Bruno Colmant

Vous aimez les crises financières, vous adorerez le krach du climat

Bruno Colmant Economiste. Professeur à la Vlerick School, l’ULB et l'UCL.

Les modifications climatiques entraînent des conséquences financières dévastatrices à l’échelle mondiale, affectant les économies nationales, les marchés immobiliers, les coûts d’assurance et les moyens de subsistance des populations. Ces impacts, amplifiés par la fréquence et l’intensité croissantes des catastrophes naturelles, ont été documentés dans des rapports majeurs tels que le Stern Review on the Economics of Climate Change (2006) et des études récentes comme celle de la First Street Foundation (2025). Ces analyses convergent vers une conclusion alarmante : le changement climatique redessine les dynamiques économiques et exacerbe les inégalités, tandis que des crises multiples se conjuguent pour aggraver la situation.

Publié en 2006 sous la direction de l’économiste Nicholas Stern, le Stern Review a marqué un tournant en quantifiant les coûts économiques du changement climatique. Selon ce rapport, l’inaction face au réchauffement climatique pourrait réduire le PIB mondial de 5 à 20 % par an à long terme, alors que des mesures d’atténuation immédiates coûteraient environ 1 % du PIB annuel. Il mettait en lumière les impacts sur les infrastructures, l’agriculture, la santé et les migrations forcées, soulignant que les pays en développement, bien que moins responsables des émissions, subissent des pertes disproportionnées.

Contrairement à ce que l’intuition pourrait suggérer, les États-Unis seront frappés violemment par les contraintes climatiques. À court terme (2020-2030), les catastrophes naturelles comme les ouragans, les inondations et les incendies engendrent des coûts directs massifs. Par exemple, les trois États du Sun Belt (Californie, Floride, Texas) ont absorbé plus de 40 % des 2 800 milliards de dollars (2,8 trillions) de dommages causés par des catastrophes naturelles aux États-Unis depuis 1980, selon les données de la NOAA. À moyen terme (2030-2055), les projections de la First Street Foundation estiment une perte de 1,47 trillion de dollars (1 470 milliards) en valeur immobilière d’ici 2055, due à la hausse des primes d’assurance (jusqu’à 29,4 % en moyenne) et à la dévaluation des propriétés dans les zones à risque. À long terme (après 2055), les migrations climatiques massives – environ 13 millions d’Américains pourraient se déplacer d’ici 2050 selon certaines études – et l’effondrement potentiel de secteurs comme l’agriculture ou le tourisme pourraient provoquer des bouleversements systémiques.

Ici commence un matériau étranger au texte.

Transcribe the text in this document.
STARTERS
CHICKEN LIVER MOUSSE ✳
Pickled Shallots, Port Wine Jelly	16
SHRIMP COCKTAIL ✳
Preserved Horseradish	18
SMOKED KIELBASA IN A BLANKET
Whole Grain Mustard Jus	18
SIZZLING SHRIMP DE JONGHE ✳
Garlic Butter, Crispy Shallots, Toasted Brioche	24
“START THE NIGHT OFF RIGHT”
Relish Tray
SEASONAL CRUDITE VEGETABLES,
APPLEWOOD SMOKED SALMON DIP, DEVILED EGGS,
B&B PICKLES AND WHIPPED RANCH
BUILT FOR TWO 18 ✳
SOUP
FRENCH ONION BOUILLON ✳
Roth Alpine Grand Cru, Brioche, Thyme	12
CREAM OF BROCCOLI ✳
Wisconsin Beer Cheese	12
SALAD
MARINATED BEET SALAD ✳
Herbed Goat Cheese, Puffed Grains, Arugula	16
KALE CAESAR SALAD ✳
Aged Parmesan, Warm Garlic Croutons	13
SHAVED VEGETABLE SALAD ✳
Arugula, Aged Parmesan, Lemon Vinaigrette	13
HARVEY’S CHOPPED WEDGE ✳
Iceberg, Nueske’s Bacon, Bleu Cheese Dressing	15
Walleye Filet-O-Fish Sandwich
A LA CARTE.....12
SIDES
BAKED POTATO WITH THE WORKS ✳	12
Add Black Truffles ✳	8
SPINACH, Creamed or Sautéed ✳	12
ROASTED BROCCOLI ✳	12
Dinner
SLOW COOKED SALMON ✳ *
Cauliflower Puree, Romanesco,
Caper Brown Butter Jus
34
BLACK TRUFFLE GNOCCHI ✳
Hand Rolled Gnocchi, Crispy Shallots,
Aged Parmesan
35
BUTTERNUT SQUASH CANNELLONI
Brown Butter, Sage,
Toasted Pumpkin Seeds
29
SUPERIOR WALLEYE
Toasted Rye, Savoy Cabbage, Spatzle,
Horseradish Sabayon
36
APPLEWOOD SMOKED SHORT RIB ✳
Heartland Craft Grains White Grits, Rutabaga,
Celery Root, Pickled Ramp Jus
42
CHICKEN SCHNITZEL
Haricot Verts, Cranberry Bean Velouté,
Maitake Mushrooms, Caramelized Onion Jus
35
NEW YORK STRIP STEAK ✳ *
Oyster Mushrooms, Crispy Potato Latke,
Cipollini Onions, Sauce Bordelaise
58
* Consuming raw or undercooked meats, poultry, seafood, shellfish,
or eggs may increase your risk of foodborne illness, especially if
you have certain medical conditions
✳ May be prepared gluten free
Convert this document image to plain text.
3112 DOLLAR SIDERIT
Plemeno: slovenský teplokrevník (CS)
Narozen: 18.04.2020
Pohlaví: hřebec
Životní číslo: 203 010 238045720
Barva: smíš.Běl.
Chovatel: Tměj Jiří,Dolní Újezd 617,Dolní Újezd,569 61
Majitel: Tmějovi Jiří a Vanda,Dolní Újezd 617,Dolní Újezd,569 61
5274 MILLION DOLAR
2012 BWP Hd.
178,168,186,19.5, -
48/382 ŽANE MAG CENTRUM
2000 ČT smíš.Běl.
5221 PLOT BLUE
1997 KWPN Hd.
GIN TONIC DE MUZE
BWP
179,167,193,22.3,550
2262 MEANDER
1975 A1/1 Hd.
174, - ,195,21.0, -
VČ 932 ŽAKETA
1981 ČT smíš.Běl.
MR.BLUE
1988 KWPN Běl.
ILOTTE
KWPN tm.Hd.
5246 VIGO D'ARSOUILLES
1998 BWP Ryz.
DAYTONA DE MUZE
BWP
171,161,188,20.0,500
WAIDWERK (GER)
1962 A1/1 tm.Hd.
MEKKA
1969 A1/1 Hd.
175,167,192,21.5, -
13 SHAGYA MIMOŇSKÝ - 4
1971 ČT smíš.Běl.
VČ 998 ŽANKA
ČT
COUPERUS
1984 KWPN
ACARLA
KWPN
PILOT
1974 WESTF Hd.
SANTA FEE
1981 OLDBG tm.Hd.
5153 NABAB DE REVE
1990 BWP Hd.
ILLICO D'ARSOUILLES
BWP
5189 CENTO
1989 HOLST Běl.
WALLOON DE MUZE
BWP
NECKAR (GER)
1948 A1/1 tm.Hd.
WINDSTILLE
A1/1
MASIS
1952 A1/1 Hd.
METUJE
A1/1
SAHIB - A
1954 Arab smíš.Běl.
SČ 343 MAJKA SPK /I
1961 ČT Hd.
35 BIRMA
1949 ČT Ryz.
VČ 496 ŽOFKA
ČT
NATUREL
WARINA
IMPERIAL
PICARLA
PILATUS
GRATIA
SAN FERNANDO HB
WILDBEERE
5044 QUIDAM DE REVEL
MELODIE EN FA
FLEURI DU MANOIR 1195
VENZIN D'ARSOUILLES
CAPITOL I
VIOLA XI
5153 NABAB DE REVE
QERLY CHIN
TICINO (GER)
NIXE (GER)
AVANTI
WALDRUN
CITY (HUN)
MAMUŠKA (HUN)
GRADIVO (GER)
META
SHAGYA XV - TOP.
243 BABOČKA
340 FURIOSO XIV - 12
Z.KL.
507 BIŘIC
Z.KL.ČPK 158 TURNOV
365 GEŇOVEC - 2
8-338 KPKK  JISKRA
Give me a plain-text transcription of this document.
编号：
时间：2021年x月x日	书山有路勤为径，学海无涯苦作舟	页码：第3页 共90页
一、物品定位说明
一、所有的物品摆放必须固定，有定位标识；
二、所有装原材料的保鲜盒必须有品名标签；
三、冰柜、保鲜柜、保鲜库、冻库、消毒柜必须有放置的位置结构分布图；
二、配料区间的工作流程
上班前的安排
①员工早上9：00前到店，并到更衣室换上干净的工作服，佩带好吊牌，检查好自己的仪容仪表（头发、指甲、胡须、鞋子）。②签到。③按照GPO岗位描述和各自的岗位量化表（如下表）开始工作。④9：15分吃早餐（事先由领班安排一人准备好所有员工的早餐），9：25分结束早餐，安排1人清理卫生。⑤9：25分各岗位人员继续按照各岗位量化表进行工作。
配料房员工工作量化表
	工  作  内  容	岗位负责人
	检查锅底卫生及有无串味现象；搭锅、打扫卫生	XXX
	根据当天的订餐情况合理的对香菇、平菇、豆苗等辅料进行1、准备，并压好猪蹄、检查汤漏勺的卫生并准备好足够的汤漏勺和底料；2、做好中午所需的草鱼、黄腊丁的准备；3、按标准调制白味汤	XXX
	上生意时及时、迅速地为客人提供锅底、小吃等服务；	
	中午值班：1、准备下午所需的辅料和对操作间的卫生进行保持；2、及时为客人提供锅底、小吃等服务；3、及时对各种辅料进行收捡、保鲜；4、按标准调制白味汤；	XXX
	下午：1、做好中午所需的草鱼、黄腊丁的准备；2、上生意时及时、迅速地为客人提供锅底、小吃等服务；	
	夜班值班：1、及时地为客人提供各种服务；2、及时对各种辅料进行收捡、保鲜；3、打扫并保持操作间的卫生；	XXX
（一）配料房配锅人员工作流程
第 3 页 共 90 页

L’étude de la First Street Foundation, publiée le 4 février 2025, souligne que les zones côtières et les régions sujettes aux incendies, comme la Floride, la Californie et le Texas, devraient connaître des baisses de valeur immobilière de 10 à 40 % dans certains comtés d’ici 2055. Parallèlement, les primes d’assurance dans des villes comme Miami, Jacksonville, Tampa et La Nouvelle-Orléans pourraient tripler ou quadrupler, rendant de vastes zones inabordables. Cette crise est illustrée par des événements récents hypothétiques, tels que les incendies de forêt dévastateurs dans la région de Los Angeles en 2025, qui auraient causé des dizaines de morts, des évacuations massives et la destruction de milliers de structures.

Mais ce n’est pas le pire : les conséquences financières du changement climatique ne se manifestent pas isolément, elles s’inscrivent dans un contexte de crises convergentes. La hausse des coûts d’assurance et la dévaluation immobilière accentuent les inégalités économiques, frappant particulièrement les populations à faible revenu. Les migrations climatiques massives, combinées à des tensions géopolitiques et à des crises alimentaires potentielles, risquent de déstabiliser complètement nos sociétés.